January 9, 2012

App Development Lesson One: Start With the Needs of Citizens

HANA SCHANK, a Principal at Collective User Experience, thinks New York City has a 'digital deficiency' and she explains why in a Fast Company expert blog.

Ms Schank writes, "You are circling the block again, desperately seeking a parking space - - and then you remember there's an app for that. You whip out your phone and pull up Roadify, the high-profile winner of New York City's second BigApps contest, which is supposed to provide a real-time list of parking spaces near your location. You watch as Roadify loads and quickly discover there are no free parking spaces within a 10-mile radius of where you are currently circling the block. This shouldn't surprise you because there are usually almost no parking spaces listed in the app, rendering it fairly useless."

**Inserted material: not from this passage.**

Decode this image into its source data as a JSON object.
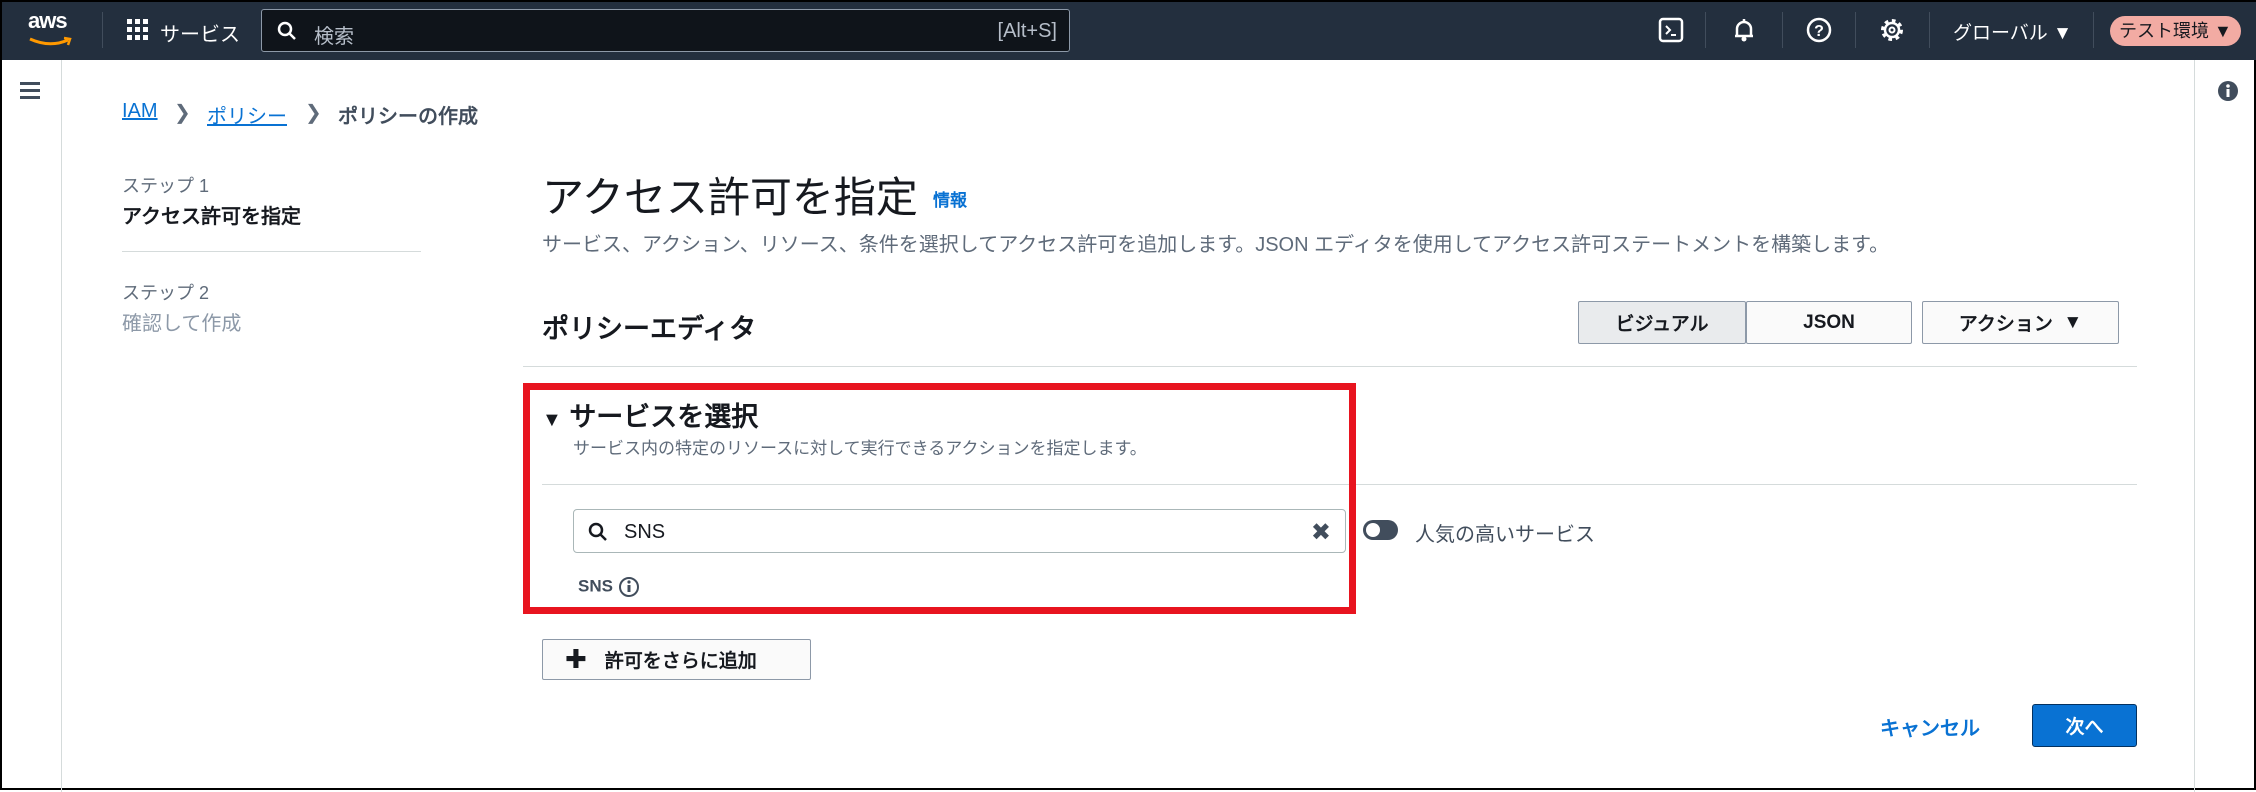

Another example of an app that received a fair amount of media attention but has lagged in user adoption is Sportify. "It, too, is a great idea in principle (find people near you who want to play pickup sports!), which has yet to catch on. All of this is the predictable result of the city's approach to digital development, which focuses on plenty of sizzle, not much steak."

The author claims, "these missteps tend to be true with all of New York City's digital efforts."

Whether you agree with Hana Schank's perspective or not, the learning lesson is to take into account the needs of citizens - not, 'let's make something neat.' In other words, start with the end users of the system and go from there.